Board-proposed financial changes: The report recorded PEIA board proposals summarized by the agency’s CFO. Proposals described in the report include a 3% aggregate premium increase for state and non-state funds, an average family-tier spousal surcharge increase of $200, converting Plan D to a lower actuarial value, and a $2.50 increase in the employee administrative fee. The board also proposed offering a $500 employer-funded health savings account option or a reimbursement arrangement and adjustments to plan C premiums, deductibles and maximum out-of-pocket amounts (noted as increases). For the retiree fund the report noted a proposed non-Medicare and Medicare premium increase of 3%, raising pay-go from $10,000,000 to $55,000,000, and designating $30,000,000 from FY2025 investment gains as a retiree premium stabilization reserve.

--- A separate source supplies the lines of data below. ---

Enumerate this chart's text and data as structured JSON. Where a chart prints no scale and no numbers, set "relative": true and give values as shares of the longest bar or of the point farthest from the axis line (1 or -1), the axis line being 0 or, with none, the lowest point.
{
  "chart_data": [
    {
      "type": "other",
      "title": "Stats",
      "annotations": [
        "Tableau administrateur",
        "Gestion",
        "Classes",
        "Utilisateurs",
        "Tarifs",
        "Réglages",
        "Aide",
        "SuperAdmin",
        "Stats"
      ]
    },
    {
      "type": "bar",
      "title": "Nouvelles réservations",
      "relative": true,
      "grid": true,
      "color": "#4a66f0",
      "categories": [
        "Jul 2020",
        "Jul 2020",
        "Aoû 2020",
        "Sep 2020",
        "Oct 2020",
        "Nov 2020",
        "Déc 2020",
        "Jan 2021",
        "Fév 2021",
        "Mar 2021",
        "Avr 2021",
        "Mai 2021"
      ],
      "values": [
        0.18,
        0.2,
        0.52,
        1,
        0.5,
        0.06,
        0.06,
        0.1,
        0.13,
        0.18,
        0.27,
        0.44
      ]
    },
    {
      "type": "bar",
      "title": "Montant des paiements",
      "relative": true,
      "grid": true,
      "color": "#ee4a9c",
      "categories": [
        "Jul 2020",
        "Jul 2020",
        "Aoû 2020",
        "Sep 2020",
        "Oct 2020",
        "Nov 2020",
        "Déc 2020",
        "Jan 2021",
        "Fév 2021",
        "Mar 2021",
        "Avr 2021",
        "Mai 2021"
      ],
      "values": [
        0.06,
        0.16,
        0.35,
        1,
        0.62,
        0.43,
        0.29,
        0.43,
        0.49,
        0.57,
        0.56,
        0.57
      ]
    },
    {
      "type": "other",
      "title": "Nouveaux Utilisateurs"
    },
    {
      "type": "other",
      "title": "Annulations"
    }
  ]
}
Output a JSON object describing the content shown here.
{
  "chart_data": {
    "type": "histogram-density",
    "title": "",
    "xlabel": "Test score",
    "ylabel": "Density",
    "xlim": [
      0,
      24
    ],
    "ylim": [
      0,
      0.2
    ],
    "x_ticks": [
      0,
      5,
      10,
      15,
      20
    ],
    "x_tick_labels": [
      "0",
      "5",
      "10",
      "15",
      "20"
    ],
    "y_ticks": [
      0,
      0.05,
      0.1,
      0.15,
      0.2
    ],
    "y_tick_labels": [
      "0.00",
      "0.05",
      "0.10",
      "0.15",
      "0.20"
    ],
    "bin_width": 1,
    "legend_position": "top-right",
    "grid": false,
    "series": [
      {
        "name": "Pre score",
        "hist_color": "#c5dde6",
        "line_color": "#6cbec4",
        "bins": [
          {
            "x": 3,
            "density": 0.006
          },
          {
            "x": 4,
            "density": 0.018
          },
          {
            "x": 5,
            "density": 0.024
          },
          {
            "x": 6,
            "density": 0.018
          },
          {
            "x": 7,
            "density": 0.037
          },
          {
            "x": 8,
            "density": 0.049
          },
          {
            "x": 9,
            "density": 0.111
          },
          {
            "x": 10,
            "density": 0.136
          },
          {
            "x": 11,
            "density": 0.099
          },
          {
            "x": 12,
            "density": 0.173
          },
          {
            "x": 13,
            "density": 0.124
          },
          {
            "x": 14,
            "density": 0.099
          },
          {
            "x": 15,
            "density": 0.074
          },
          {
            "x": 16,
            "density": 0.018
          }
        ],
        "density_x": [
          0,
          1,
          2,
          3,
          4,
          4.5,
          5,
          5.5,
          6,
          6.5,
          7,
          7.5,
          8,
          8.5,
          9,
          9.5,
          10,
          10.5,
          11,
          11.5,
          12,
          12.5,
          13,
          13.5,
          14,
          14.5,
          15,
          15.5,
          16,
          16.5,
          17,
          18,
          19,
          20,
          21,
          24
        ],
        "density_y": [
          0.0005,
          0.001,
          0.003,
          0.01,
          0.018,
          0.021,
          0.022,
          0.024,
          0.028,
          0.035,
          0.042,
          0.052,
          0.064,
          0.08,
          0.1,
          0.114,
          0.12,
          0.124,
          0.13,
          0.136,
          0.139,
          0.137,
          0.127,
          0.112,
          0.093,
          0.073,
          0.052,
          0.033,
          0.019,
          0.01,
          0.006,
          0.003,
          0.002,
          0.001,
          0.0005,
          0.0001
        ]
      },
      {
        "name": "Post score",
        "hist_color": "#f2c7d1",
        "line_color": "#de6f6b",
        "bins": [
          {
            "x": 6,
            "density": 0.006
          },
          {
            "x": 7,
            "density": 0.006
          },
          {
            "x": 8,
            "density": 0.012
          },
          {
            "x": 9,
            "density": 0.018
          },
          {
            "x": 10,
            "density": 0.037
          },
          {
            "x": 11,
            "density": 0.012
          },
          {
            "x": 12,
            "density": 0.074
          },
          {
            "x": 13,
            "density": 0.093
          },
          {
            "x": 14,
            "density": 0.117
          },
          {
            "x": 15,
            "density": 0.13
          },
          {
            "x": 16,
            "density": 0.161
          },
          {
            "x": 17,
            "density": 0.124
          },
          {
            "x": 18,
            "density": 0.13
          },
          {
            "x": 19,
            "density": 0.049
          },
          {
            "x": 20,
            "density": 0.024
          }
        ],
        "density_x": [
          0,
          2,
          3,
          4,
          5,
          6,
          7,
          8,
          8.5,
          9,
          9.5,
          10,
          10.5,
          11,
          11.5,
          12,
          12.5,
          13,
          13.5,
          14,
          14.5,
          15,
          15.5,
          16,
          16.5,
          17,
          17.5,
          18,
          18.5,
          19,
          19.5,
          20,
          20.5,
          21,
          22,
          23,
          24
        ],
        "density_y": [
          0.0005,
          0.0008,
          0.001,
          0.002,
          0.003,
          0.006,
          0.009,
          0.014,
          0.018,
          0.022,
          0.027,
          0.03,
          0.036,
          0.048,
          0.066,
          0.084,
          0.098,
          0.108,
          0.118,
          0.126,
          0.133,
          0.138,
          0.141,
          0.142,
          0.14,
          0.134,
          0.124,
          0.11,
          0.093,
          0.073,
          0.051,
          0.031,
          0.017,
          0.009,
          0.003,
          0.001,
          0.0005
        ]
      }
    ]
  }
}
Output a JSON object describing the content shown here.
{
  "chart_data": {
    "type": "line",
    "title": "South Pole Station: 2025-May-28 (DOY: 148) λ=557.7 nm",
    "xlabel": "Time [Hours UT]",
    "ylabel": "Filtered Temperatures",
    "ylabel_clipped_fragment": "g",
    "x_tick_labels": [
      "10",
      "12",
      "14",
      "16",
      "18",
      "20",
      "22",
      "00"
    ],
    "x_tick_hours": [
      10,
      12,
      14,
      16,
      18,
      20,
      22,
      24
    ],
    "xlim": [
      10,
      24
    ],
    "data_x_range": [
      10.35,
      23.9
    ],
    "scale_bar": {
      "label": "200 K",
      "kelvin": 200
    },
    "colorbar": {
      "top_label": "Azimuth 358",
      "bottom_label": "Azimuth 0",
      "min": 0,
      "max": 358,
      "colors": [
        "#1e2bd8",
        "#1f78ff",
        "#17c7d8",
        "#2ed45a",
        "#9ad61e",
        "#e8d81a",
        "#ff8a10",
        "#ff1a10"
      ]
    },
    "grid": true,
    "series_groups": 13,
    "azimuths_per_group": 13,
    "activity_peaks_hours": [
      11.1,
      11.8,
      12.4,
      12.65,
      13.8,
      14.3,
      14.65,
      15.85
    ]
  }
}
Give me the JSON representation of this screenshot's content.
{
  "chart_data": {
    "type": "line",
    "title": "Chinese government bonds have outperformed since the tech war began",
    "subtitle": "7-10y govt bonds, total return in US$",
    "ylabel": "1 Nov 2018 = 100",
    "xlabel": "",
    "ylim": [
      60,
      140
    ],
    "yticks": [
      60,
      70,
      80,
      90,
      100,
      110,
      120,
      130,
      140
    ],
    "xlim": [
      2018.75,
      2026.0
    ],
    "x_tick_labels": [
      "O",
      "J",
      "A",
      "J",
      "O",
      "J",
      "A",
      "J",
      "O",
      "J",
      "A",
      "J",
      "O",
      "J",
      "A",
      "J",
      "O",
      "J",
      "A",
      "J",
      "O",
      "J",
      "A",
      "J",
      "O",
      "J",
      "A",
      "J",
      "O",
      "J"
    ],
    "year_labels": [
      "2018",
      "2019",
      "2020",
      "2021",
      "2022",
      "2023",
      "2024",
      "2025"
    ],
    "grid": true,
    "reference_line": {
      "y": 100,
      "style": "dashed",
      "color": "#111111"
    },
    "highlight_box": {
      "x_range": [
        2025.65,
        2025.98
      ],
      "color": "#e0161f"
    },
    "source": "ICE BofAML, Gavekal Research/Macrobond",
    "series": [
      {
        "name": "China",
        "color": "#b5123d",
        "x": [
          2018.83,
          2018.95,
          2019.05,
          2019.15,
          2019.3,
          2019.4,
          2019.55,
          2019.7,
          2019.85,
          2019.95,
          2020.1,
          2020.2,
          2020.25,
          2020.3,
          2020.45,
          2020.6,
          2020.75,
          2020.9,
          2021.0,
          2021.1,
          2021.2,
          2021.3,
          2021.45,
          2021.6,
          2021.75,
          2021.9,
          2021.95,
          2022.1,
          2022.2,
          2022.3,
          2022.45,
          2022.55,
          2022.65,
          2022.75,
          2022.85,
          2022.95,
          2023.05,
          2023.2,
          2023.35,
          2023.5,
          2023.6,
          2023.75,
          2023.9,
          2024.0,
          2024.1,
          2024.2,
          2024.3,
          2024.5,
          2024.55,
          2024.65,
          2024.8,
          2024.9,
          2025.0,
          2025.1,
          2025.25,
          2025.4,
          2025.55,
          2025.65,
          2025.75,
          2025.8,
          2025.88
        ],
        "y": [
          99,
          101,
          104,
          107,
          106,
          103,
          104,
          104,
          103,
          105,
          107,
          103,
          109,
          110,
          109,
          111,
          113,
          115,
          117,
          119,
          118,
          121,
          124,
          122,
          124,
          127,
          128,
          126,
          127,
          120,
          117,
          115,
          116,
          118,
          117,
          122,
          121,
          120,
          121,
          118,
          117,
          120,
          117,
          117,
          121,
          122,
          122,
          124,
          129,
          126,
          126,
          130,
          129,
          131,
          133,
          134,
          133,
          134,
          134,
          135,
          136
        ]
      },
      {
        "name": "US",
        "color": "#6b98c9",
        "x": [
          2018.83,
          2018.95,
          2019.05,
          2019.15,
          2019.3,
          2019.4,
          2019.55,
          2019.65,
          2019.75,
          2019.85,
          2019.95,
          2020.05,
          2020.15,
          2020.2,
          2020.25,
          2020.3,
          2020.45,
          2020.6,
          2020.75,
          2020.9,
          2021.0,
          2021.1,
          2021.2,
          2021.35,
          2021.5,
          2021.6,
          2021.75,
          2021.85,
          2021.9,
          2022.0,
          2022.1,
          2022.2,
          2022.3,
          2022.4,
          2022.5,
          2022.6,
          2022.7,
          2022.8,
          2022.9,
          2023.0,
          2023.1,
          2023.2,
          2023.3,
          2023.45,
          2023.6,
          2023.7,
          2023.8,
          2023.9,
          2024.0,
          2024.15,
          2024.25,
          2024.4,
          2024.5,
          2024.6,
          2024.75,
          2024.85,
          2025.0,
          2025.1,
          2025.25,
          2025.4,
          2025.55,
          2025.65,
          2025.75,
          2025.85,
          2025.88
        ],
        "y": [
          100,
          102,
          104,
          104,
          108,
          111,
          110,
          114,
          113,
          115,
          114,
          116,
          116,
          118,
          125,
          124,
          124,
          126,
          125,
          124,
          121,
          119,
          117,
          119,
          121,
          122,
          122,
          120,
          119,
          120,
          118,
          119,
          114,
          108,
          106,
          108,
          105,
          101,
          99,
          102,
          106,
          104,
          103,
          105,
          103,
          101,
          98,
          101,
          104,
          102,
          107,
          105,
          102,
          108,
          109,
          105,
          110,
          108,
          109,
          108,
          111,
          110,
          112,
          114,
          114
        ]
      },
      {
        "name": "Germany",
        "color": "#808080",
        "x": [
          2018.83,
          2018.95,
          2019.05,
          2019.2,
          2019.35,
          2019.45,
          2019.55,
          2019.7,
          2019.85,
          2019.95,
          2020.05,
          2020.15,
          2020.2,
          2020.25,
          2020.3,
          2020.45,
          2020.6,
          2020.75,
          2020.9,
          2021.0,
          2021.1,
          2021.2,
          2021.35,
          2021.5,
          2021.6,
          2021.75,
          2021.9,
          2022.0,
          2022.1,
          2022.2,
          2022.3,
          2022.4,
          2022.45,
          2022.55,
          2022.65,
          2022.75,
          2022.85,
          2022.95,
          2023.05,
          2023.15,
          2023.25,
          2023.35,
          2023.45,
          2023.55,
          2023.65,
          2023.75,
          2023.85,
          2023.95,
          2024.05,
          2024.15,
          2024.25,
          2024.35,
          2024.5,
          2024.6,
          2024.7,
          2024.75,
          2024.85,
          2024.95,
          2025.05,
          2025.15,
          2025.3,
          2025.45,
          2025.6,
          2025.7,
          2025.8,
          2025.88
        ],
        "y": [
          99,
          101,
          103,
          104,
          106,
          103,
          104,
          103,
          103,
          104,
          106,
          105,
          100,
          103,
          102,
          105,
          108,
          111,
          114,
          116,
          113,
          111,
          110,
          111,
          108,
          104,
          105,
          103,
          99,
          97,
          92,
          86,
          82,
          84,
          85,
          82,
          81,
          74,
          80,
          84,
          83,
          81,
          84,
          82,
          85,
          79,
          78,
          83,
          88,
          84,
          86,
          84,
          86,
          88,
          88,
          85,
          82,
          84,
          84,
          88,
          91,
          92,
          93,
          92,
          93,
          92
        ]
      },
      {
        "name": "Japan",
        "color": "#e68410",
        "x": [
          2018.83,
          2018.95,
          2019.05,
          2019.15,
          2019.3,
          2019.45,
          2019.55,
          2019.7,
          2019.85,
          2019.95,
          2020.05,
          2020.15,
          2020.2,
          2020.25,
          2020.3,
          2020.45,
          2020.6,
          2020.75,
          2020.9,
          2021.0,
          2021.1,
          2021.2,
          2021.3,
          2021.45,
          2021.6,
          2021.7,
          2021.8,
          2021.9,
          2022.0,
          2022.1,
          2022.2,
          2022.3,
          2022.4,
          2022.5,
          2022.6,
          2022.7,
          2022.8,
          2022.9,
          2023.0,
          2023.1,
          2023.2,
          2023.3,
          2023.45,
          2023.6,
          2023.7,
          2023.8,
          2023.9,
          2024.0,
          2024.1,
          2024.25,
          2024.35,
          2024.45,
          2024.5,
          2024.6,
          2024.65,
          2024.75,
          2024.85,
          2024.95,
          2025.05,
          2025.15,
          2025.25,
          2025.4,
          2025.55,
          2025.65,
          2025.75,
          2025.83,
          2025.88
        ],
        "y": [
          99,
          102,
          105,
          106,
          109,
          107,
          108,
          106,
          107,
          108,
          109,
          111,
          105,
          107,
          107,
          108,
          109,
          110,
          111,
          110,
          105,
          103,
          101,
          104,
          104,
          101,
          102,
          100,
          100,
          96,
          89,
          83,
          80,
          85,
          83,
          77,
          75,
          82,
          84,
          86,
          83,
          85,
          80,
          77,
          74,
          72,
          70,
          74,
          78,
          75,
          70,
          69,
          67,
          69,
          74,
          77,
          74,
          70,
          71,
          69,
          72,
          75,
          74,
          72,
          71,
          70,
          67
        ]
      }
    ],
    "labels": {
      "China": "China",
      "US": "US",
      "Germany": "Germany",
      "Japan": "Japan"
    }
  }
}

Pharmacy benefit manager oversight: The clerk summarized earlier discussion of pharmacy benefit managers (PBMs), including testimony by the insurance commissioner and the Office of the Insurance Commission’s Life and Health director in prior interim meetings. That summary noted 2017 legislative history on PBM registration, auditing and licensing standards, pass-through rebates, NADAC pricing, reporting requirements and specialty-drug related enforcement and complaints.

Committee action and next steps: After the clerk finished, the cochair moved to adopt the language of the final report; members voiced 'aye' and the chair declared the motion adopted. The committee also approved minutes from the Dec. 8, 2025 meeting earlier in the session. No additional business was raised and the committee adjourned.

What the record does and does not show: The transcript records the committee reading and adopting a final report and documents the BDO findings and the board’s proposals as presented to the committee. The meeting record does not contain committee debate on specific policy trade-offs, amendments to the board proposals, or roll-call vote tallies; the clerk’s reading and the chair’s declarations are the explicit actions on the record.